Today was not so good. The dog got me up at 5 am. Then, she got everyone else up, too. She was whining and trotting through the house acting worried. We followed her around. Whenever we went in the den, she’d wag her tail at us. Finally Michael realized that the pilot light on the heater had gone out, but that the heater was still blowing. We turned it off and went back to bed. For about 5 minutes before Michael’s alarm went off. sigh.

Michael got ready for work, but when he went out to his car, it wouldn’t start. It also couldn’t be jumped. Totally dead. He had to buy a battery (and a carbon monoxide detector for the house because we hate to rely on the dog too often). He finally got on to work, and I went to Physical Therapy. This could be a worse thing. It’s not painful, it just takes almost 2 hours every time. I had to get a slow leak fixed in my tire, and a new battery in my watch. My lovely day off was mostly spent running errands. I went to the bookstore to spend my gift certificate, but I couldn’t find a single thing I wanted. I was there for an hour and bought nothing. I’m like an animal off my feed. I had a terrible headache so I went to Target and bought sunglasses to replace the ones I scratched on the retreat. If I hadn’t started dinner in the crock pot before I left this morning, I’m sure we would have eaten P B & J for dinner. My sister did call me tonight for my birthday call. That was nice.

Anyway, my headache is still hanging around so I’m going to call this day done. I sure hope tomorrow is passable.

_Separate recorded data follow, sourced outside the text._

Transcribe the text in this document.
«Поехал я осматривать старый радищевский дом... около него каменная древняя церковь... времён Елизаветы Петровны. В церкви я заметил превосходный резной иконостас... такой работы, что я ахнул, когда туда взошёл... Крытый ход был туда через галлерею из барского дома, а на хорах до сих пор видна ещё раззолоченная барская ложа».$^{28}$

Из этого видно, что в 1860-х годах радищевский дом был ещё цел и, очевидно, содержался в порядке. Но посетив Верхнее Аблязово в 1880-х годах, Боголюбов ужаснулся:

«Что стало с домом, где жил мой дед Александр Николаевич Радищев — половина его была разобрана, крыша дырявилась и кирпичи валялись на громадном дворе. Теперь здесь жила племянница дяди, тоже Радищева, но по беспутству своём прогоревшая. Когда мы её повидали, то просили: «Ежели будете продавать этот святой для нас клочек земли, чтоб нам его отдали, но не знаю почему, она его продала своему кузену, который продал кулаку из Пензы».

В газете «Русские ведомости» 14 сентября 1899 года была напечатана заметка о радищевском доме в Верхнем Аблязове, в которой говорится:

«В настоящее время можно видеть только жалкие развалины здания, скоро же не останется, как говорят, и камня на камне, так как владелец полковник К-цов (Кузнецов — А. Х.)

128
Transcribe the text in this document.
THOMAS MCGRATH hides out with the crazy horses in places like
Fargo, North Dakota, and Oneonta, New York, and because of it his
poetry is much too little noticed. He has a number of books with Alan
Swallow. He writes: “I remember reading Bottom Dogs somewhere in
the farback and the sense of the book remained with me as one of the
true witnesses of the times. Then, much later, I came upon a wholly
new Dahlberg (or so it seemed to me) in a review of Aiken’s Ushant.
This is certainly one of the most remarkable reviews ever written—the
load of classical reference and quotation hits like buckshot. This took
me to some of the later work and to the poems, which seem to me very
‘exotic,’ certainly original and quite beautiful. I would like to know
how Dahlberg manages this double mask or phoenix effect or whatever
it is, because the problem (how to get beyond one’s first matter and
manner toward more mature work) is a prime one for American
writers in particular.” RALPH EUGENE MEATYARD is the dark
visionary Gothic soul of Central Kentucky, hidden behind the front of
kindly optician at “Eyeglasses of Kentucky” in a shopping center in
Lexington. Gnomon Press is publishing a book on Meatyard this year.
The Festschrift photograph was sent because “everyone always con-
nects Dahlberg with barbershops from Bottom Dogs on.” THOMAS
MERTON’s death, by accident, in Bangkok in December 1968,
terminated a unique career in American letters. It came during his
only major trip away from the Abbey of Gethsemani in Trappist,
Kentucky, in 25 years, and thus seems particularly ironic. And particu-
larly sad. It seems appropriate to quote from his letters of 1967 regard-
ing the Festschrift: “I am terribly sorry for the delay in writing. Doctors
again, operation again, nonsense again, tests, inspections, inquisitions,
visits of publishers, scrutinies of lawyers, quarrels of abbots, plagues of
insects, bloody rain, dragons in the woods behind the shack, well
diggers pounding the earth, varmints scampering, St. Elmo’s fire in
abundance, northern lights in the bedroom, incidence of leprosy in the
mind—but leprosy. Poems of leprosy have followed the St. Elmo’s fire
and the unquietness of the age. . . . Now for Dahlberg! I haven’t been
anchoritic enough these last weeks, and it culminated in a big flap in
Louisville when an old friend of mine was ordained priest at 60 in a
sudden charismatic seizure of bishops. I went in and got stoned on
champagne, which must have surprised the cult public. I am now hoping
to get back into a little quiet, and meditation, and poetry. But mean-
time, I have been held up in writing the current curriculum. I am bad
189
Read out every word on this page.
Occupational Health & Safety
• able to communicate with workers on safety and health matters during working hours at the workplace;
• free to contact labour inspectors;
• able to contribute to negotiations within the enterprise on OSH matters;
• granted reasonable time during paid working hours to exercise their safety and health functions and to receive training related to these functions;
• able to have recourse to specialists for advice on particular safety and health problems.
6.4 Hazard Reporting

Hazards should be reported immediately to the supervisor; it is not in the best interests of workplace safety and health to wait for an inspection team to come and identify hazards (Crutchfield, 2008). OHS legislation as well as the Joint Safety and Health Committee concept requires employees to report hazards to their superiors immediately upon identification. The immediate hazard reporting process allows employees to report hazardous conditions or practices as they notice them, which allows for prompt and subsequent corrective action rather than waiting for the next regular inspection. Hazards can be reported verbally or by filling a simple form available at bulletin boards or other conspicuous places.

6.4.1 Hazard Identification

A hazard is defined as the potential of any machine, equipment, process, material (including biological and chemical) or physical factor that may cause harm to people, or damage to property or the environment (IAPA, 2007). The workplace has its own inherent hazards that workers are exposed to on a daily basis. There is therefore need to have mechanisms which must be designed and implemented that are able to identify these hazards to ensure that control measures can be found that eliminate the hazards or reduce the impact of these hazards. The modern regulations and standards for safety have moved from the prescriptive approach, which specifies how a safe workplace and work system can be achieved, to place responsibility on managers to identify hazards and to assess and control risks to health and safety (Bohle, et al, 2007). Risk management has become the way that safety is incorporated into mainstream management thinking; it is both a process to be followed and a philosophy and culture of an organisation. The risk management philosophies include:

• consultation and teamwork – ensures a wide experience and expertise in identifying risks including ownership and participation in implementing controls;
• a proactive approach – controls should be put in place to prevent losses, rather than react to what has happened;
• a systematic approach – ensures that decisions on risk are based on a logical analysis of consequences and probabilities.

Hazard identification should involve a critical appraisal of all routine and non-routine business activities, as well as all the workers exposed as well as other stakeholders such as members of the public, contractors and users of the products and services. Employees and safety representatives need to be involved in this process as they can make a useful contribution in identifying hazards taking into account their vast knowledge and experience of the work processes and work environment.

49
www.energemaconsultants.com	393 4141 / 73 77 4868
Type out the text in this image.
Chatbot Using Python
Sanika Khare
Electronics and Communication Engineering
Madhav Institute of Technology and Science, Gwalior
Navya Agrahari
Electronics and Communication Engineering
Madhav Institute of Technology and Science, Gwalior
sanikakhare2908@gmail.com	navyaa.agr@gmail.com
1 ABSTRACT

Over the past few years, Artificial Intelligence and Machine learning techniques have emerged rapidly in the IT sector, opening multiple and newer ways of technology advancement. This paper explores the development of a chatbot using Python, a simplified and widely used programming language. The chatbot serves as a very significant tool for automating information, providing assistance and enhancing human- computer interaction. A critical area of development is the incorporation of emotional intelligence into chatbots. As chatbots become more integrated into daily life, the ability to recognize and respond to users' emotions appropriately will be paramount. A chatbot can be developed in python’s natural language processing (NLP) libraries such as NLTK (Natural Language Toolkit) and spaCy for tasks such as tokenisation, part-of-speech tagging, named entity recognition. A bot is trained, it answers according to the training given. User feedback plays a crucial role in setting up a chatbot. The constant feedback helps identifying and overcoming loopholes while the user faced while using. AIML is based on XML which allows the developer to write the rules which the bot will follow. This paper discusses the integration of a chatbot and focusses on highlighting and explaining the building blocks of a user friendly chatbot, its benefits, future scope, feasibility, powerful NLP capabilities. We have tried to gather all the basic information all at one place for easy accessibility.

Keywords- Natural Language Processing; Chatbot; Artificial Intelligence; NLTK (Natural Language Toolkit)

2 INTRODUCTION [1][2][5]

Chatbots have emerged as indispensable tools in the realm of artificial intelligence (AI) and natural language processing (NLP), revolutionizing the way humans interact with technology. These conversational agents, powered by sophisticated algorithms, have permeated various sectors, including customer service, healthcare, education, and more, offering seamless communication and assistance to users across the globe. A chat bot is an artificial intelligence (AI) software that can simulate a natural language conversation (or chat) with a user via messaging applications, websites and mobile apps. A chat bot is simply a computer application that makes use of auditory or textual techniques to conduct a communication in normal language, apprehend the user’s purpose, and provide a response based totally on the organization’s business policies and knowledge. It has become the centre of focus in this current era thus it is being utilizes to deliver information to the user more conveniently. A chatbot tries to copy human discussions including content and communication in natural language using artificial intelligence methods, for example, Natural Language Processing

The Right Attitude to Rain by Alexander McCall Smith

The Right Attitude to Rain: An Isabel Dalhousie Novel (Isabel Dalhousie Mysteries) I have to admit it. I picked this book because I liked the picture on the cover. Yes, I’m one of those people. The picture of the door was just so pretty. And it even had “rain” in the title. Now, I know I’ve read the other book in this series, and wasn’t terribly impressed, but I thought I’d give it another go.

I liked this one better. I would tell you why, but I only very vaguely remember the first one I read, so I can’t.

I have heard that a book can be considered literature when, at the end, it asks more questions than it answers. However, I don’t think the question I was left with makes this book qualify for literature. I want to know: Where’s the mystery? This book is classified a mystery by both the publishers and the library system. I wonder if they even read it. The only mysteries I could find were as follows: 1) Will Angie and Tom break up or get married? 2) Will Isabel hook up with Jamie? 3) Will Cat ever forgive her? That’s it.

Not that is wasn’t a lovely story, but if you’re looking for a hard-boiled detective novel. This ain’t it.

The Dearly Departed by Elinor Lipman

The Dearly Departed I picked this book up at the library because I was going to need something to read while waiting in line to pick up my son from school, and because I read somewhere that Lipman is this era’s Jane Austen.

Ok. I wouldn’t go all the way to Jane, but it was very enjoyable.

Sunny goes back to the one-horse town she grew up in to attend her mother’s funeral. Mom was only in her fifties when she died of carbon monoxide poisoning in the company of her “gentleman friend.” The friend’s son shows up to the double funeral and it becomes obvious that Sunny and Fletcher are related. Hmmm. A mystery. Also, the chief of police is mighty cute.

I enjoyed reading this book. It wasn’t high literature, but it was entertaining.